Bay Area tax rebates a draw for HK talents
Updated: 2019-06-28 06:20
By Oswald Chan in Hong Kong(HK Edition)
Hong Kong has picked up the pace of integration with the mainland economy 22 years after its return to China. To facilitate the process of integration, both the central and local governments have announced a slew of preferential policies.
Hong Kong residents working on the mainland will be receiving smaller tax bills after being granted income-tax subsidies as part of efforts to stimulate the inflow of talents to the Guangdong-Hong Kong-Macao Greater Bay Area.
Individual income tax preferential policies, which were recently launched by Guangdong province’s department of finance and tax service administration, are aimed at encouraging more Hong Kong people to work and live in the nine provincial cities which, together the Hong Kong and Macao special administrative regions, make up the 11-city Bay Area.
Eligible Hong Kong permanent residents will be granted subsidies when their individual income tax exceeds 15 percent of taxable income.
“For Hong Kong youths planning to work in the Bay Area, paying tax is among their top concerns as Hong Kong is considered having one of the lowest tax regimes in the world,” said Andrew Yao Cho-fai, a Hong Kong deputy to the National People’s Congress and chairman of Hong Kong Shanghai Alliance Holdings.
The tax incentives, which came into effect in January under a one-year pilot scheme, exempts overseas taxpayers from paying the mainland’s individual income tax rate.
“I think the incentives are strong enough to attract talents not only from Hong Kong, but also overseas,” Yao said.
He said a livable place is most essential for luring talents, offering a friendly tax environment and good education and medical care.
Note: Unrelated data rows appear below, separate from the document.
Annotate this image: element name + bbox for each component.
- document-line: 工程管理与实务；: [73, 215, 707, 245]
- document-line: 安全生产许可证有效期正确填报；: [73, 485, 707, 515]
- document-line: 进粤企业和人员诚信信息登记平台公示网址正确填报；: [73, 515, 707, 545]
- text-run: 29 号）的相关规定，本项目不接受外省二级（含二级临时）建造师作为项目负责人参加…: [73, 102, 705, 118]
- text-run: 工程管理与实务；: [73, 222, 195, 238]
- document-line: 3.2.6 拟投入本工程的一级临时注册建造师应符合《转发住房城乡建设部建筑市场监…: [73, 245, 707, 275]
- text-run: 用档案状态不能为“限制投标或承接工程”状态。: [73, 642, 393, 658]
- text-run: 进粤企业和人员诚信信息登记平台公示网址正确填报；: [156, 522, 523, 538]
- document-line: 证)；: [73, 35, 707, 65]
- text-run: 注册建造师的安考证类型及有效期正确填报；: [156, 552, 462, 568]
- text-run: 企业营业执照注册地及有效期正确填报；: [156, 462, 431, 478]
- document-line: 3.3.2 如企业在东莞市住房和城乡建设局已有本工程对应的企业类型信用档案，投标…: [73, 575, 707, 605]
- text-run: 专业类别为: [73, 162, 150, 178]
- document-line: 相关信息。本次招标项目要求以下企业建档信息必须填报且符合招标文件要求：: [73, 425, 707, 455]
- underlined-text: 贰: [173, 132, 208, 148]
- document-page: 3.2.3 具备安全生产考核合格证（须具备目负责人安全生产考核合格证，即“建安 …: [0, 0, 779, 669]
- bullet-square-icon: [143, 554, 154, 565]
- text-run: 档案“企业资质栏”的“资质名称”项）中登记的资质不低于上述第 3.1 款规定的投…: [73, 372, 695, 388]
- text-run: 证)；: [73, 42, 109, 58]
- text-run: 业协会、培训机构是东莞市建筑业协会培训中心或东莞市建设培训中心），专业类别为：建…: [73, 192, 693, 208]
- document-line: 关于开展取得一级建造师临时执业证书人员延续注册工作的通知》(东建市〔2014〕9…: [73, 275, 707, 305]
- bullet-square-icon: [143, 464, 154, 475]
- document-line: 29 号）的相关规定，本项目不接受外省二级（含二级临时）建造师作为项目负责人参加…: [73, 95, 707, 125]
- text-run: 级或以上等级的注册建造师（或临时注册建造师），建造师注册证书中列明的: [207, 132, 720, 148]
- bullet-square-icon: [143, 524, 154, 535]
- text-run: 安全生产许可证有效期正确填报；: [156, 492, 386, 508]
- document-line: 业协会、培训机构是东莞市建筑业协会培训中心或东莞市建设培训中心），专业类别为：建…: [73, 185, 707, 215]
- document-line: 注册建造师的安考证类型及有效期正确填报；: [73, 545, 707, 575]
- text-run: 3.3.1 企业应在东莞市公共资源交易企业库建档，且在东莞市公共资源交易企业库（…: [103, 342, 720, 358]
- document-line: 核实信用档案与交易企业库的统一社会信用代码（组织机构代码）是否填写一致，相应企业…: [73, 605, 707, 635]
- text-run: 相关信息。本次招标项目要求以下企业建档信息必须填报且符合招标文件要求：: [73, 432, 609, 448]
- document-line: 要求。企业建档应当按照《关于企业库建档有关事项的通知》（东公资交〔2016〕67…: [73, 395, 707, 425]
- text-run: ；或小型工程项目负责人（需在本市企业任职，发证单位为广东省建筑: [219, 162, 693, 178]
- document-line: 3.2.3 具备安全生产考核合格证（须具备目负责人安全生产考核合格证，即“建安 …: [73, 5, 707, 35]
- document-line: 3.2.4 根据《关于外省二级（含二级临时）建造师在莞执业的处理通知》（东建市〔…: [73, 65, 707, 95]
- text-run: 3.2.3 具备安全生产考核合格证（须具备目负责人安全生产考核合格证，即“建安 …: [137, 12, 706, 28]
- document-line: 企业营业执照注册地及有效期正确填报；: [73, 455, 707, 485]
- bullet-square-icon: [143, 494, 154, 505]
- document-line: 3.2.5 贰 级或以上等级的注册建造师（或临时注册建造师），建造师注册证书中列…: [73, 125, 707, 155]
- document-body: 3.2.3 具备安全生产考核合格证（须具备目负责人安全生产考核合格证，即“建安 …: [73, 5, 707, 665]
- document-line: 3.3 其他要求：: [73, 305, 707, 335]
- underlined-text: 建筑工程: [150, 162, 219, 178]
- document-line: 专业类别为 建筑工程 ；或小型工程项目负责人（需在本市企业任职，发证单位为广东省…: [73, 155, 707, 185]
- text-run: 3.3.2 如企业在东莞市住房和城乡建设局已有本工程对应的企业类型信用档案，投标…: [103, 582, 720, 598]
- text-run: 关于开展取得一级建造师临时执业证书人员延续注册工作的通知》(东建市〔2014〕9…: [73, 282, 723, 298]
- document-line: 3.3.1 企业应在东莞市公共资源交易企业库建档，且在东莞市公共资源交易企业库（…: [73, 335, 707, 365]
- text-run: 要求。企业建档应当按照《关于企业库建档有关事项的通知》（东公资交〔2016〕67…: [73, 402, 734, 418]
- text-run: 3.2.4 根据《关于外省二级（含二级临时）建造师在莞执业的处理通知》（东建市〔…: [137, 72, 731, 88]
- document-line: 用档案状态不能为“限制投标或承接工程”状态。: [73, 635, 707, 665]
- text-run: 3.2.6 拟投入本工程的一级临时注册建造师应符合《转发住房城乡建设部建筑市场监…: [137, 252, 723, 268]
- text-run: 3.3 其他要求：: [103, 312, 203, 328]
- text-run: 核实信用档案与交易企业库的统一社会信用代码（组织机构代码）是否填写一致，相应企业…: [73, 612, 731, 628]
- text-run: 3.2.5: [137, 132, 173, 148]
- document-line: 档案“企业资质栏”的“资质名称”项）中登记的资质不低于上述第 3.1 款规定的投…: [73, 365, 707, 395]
The incentives followed the unveiling of the Bay Area’s development blueprint in February that provides a road map for the region with the goal of turning it into an integrated economic and business hub.
High-end talents and professionals, especially those whose skills are in short supply in the Bay Area, could be eligible for the subsidies, according to the Guangdong authorities.
At the same time, members of research institutes, universities and hospitals are also listed as beneficiaries of the incentive policies.
Yao said he had talked to young professionals in the Bay Area, and they are optimistic about the region’s development.
Under the preferential policies, remunerations such as wages, royalties and operational profits would be offered to encourage Hong Kong residents and expatriates to contribute to the region’s development.
Yao hoped the tax incentives for the Bay Area would inspire other mainland cities to better attract talents and investments worldwide.
The Ministry of Finance said in March special subsidies will be granted to offset the individual income tax difference between Hong Kong and the mainland. The aim is to keep the spread as narrow as possible as Hong Kong’s income taxes are normally capped at 17 percent, while those of the mainland are higher.